Two weeks ago I was telling my wife and my faculty that we were only a year or two away from asking our students to turn ON their phones at the start of class. This article was pointed out by several people on twitter, and it turns out I have no sense of timing. It was written by Rabbi Karen G. Reiss Medwed and was posted on the Hebrew College Blog.

Hebrew College Blog
Why My Students Were Texting in Class…and Learning
Posted by Guest Blogger on Mon, Nov 09, 2009 @ 12:32 PM

Picture this: You walk into a Prozdor classroom of ninth graders and see them all texting on their cell phones while the teacher is writing on the board. "So sad," you think, "another case of teaching gone bad." In fact, I was the teacher (filling in as a substitute), and I was encouraging the students to text during an introductory class about mitzvot. How did I come to design a class using text messaging as my active learning experience? And why do I think this was a successful and effective class?

In designing my lesson plan, my hope, as a constructivist educator, was to create an active learning experience that would engage the students by using tools that were familiar and comfortable for them. At first my plan was to play a game, something like "Mitzvah Jeopardy." But I needed something different, something new, which would push my boundaries as an educator. Answering a text on my phone in the midst of my planning, I found my inspiration: text messaging in class as a tool for collaborative learning.

"How many mitzvot are there? Let's text a sister, a friend, Dad, as many ‘lifelines' as we want." My students eagerly clicked on their cells, and the numbers started coming in. "Do we have to fulfill all the mitzvot?" A quick yes/no text poll of everyone sparked an engaged conversation about the different understandings of commandment as obligation.

Comments from our lifelines punctuated our conversations: "My mom thinks that the mitzvot we fulfill are about making our lives feel more connected to other people." "My dad thinks we can't do mitzvot that have to do with the Temple." One friend remembered that there was "something about Israel" and how that changed which mitzvot we do. Our conversations became multidirectional--we were conversing around our text and around our texting, and we were conversing with one another and with our lifelines, who were conversing with us and with their texts (at least one parent was on Google and another on Wikipedia).

The students loved this lesson. They loved using their phones, but more than that, they loved the learning. Our classroom discussion was rich, full of personal connections and probing questions. While I have no empirical evidence that it was the medium that provided this depth, as a teacher, I had the clear sense that the conversation was informed by the medium. The explicit and implicit integrated curriculum brought it all together. An added benefit was that parents loved this lesson. It provided a rare window into their kids' experience at Prozdor without having that awkward car conversation: How was class? Fine. What did you learn?

Whatever.

It is time for Jewish education to engage 21st century technology, to connect with our students using the media that are such an integral part of their daily lives. This is an educational imperative for formal as well as complementary Jewish education, and it is a valuable pedagogy for experiential education, as well. Texting is only the beginning. Distance learning courses, wiki building for Jewish teen education, YouTube instructional videos, Twitter for Jewish education, fantasy world gaming meets the Bible--all this and more are the next steps in today's Jewish educational teen curriculum.

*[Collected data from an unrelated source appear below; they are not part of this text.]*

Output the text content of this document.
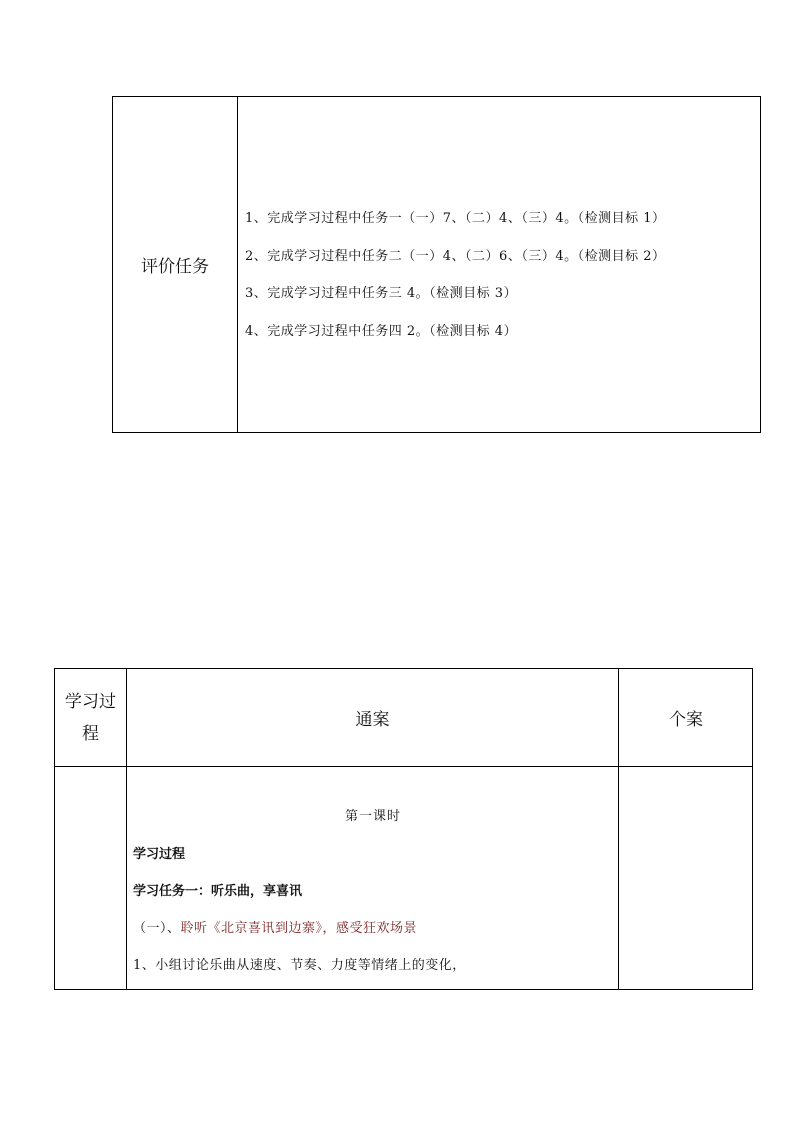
评价任务
1、完成学习过程中任务一（一）7、（二）4、（三）4。（检测目标 1）
2、完成学习过程中任务二（一）4、（二）6、（三）4。（检测目标 2）
3、完成学习过程中任务三 4。（检测目标 3）
4、完成学习过程中任务四 2。（检测目标 4）
学习过程
通案	个案
第一课时
学习过程
学习任务一：听乐曲，享喜讯
（一）、聆听《北京喜讯到边寨》，感受狂欢场景
1、小组讨论乐曲从速度、节奏、力度等情绪上的变化，
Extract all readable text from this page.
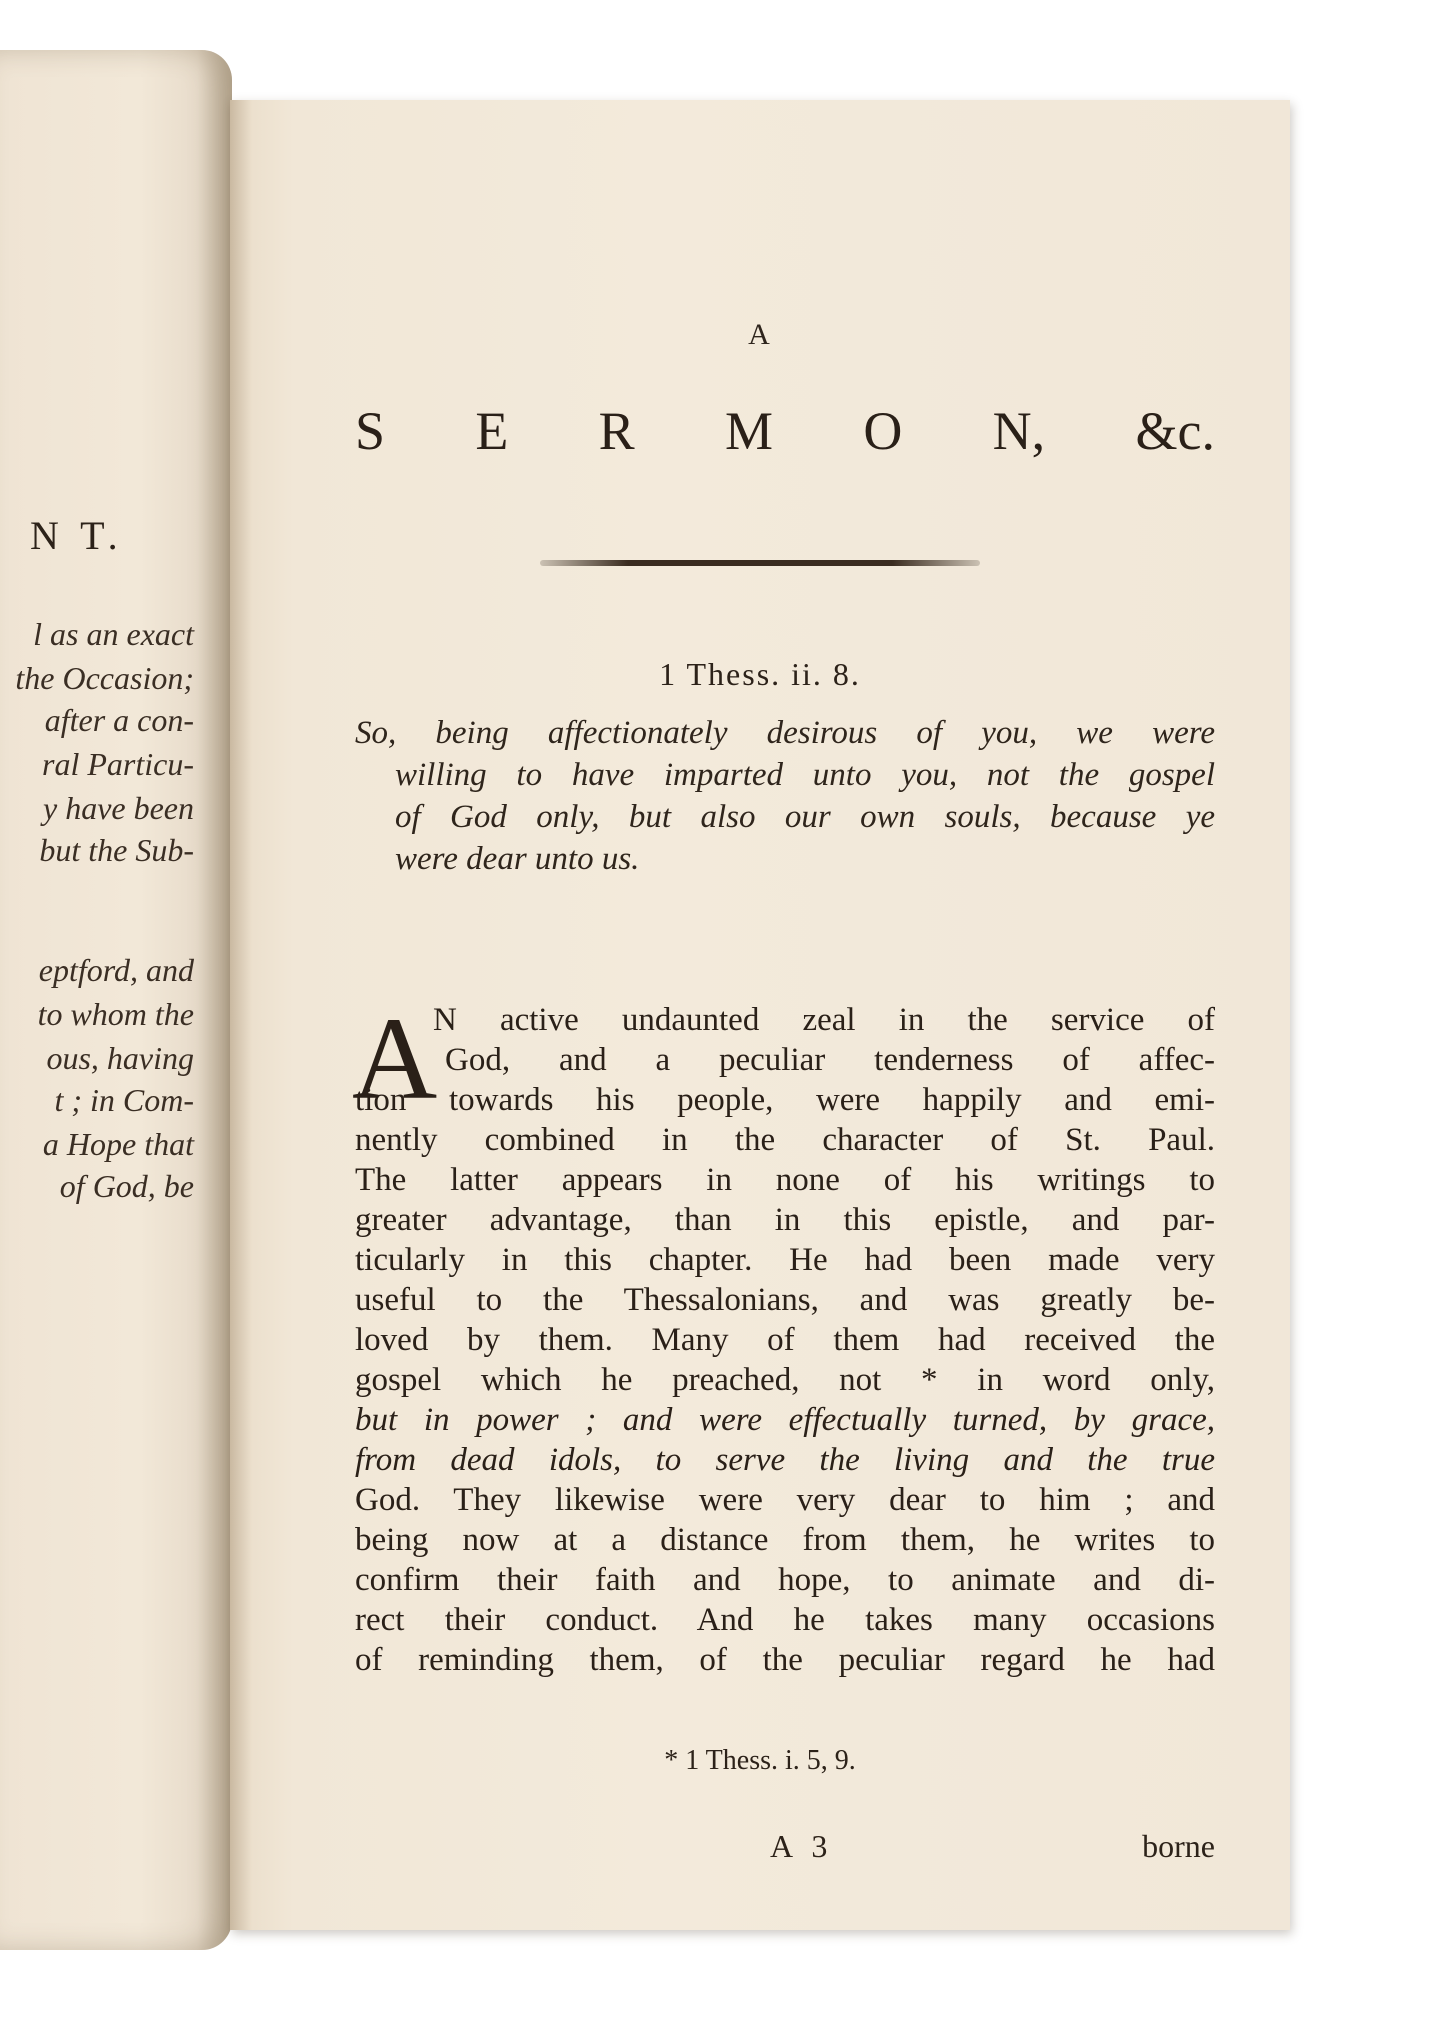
N T.
l as an exact
the Occasion;
after a con-
ral Particu-
y have been
but the Sub-
eptford, and
to whom the
ous, having
t ; in Com-
a Hope that
of God, be
A
S E R M O N, &c.
1 Thess. ii. 8.
So, being affectionately desirous of you, we were
willing to have imparted unto you, not the gospel
of God only, but also our own souls, because ye
were dear unto us.
A
N active undaunted zeal in the service of
God, and a peculiar tenderness of affec-
tion towards his people, were happily and emi-
nently combined in the character of St. Paul.
The latter appears in none of his writings to
greater advantage, than in this epistle, and par-
ticularly in this chapter. He had been made very
useful to the Thessalonians, and was greatly be-
loved by them. Many of them had received the
gospel which he preached, not * in word only,
but in power ; and were effectually turned, by grace,
from dead idols, to serve the living and the true
God. They likewise were very dear to him ; and
being now at a distance from them, he writes to
confirm their faith and hope, to animate and di-
rect their conduct. And he takes many occasions
of reminding them, of the peculiar regard he had
* 1 Thess. i. 5, 9.
A 3	borne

As for me, I can't wait to hear from you--how are you using technology in your Jewish educational venue? I want to know before I have to substitute for my next absent teacher.

--Karen Reiss Medwed

Rabbi Karen G. Reiss Medwed, PhD, is Assistant Professor of Jewish Education at Hebrew College, where she is Dean of Faculty of Prozdor, Director of the EdD in Jewish Education Leadership and Coordinator for the Pardes Educators Program. This spring she will be teaching a distance learning course at Hebrew College, Theory and Practice of Jewish Education, where she will explore theories such as constructivist education, and practices such as collaborative education and technology in Jewish educational venues.